Solstice 2020: Festive

It's finally feeling festive in our home this week. We are wrapping gifts and assembling boxes of goodies for family who can't be with us this year. We are also roasting nuts.

In recent years I've started making herb-roasted nuts for the winter holidays, and they fill my kitchen with the most fabulous and lingering smell of rosemary and sage.

My recipe is loosely based on one I ran across in Food and Wine a few years back.  These nuts are easy to make; plus, they are crispier, more flavorful, and less salty than other mixed nuts you find in stores.  They make nice gifts for your keto friends, too.

Herb-Roasted Holiday Nuts

4 cups of raw mixed nuts of your choice (our favorite combo: almonds, cashews, Brazil nuts, and a few walnuts)

2 Tbs. olive oil

Salt to taste -- I use a combination of flaked salt and kosher

Freshly-ground black pepper

25-32 fresh sage leaves (depending on their size)

A few fresh rosemary leaves (about 2 inches of leaves from a sprig)

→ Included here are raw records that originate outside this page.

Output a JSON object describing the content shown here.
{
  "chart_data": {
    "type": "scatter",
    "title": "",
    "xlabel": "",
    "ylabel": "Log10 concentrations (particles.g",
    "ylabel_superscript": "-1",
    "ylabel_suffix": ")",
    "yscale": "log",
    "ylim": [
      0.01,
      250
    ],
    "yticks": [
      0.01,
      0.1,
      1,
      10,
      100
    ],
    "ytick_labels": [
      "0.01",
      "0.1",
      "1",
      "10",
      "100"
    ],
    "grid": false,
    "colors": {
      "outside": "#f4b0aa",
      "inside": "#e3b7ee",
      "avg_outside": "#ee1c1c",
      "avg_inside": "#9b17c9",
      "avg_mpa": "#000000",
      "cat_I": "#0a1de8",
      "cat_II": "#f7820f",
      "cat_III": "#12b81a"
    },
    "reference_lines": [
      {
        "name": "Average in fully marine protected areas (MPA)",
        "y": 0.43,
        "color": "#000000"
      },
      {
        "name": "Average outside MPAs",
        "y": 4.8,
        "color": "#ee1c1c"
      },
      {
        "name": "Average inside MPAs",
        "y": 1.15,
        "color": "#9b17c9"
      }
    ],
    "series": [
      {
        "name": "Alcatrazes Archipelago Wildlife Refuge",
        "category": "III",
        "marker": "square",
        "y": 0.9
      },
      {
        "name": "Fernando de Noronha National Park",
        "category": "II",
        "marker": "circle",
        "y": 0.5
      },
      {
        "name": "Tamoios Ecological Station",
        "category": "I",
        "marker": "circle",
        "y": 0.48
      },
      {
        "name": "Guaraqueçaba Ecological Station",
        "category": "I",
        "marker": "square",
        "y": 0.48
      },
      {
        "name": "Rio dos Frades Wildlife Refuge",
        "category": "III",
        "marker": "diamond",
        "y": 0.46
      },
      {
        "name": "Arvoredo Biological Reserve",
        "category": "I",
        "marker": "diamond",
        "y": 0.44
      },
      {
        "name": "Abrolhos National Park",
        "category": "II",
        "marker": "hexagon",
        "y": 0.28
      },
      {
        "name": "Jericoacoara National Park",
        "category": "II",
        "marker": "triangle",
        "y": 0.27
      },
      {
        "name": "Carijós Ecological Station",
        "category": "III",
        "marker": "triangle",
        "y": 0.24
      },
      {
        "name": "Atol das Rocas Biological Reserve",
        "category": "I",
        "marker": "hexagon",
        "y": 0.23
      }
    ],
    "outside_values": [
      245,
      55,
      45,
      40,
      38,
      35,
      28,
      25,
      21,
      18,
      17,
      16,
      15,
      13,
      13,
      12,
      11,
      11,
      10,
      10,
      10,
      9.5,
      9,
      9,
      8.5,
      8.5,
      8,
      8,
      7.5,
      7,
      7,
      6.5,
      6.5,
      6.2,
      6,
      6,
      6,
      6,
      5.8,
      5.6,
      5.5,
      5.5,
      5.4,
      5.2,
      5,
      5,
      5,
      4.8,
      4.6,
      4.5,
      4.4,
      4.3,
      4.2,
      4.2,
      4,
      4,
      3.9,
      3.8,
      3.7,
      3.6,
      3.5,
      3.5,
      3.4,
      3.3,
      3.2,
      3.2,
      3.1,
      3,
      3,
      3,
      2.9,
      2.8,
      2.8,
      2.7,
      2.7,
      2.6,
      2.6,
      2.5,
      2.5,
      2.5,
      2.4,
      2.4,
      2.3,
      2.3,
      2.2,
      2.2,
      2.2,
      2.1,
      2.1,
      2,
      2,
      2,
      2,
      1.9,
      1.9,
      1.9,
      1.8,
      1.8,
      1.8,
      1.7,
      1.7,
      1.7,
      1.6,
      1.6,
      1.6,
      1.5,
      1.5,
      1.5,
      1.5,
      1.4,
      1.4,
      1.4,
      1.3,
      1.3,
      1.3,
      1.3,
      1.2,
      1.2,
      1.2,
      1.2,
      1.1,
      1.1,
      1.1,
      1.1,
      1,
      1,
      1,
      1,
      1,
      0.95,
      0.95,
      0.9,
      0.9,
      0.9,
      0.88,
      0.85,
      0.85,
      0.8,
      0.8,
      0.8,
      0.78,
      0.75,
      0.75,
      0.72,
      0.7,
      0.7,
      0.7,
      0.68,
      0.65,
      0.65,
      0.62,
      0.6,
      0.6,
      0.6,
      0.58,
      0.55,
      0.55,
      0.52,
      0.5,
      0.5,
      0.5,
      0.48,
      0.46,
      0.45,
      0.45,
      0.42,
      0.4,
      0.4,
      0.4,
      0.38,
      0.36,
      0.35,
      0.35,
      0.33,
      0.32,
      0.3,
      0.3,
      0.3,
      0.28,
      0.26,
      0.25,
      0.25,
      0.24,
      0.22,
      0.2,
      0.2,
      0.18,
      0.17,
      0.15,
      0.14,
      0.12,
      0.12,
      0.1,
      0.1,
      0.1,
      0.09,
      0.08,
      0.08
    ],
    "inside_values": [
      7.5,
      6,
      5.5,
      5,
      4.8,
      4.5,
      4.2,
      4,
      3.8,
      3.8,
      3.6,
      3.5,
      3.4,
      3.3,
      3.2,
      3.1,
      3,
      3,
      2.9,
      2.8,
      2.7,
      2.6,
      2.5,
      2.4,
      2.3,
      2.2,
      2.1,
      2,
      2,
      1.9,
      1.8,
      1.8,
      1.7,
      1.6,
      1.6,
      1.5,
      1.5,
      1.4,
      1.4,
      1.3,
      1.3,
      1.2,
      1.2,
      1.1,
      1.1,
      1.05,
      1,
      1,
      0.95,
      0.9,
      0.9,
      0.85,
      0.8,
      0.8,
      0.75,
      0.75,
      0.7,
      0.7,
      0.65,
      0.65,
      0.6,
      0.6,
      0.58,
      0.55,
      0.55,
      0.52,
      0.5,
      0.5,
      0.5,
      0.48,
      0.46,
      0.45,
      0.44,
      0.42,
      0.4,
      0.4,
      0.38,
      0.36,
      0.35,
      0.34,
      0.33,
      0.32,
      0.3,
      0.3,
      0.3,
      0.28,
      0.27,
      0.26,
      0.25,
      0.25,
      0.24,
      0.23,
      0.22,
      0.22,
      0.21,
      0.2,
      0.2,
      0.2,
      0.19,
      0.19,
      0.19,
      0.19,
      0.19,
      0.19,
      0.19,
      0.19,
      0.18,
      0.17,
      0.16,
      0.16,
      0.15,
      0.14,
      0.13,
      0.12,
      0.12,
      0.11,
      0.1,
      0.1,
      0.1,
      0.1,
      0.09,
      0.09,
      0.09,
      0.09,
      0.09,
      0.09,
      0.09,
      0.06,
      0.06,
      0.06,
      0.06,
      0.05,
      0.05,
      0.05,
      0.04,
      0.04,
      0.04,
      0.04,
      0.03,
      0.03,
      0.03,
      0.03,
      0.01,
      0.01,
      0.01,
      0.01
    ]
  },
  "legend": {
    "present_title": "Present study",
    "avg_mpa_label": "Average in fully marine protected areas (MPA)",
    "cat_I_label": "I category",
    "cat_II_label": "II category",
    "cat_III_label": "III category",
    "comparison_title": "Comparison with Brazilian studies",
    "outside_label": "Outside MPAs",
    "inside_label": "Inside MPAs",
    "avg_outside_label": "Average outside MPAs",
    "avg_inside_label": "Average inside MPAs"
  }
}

Optional add-ins: fresh thyme leaves, fresh curry plant leaves, Aleppo red chili flakes

Combine the nuts with olive oil and herbs and salt and pepper in a bowl, and stir together until all the nuts are evenly coated. Spread the mixture on a half-sheet baking pan and roast in a 200-degree oven for 3 hours.  Let the nuts cool completely before storing in an airtight container.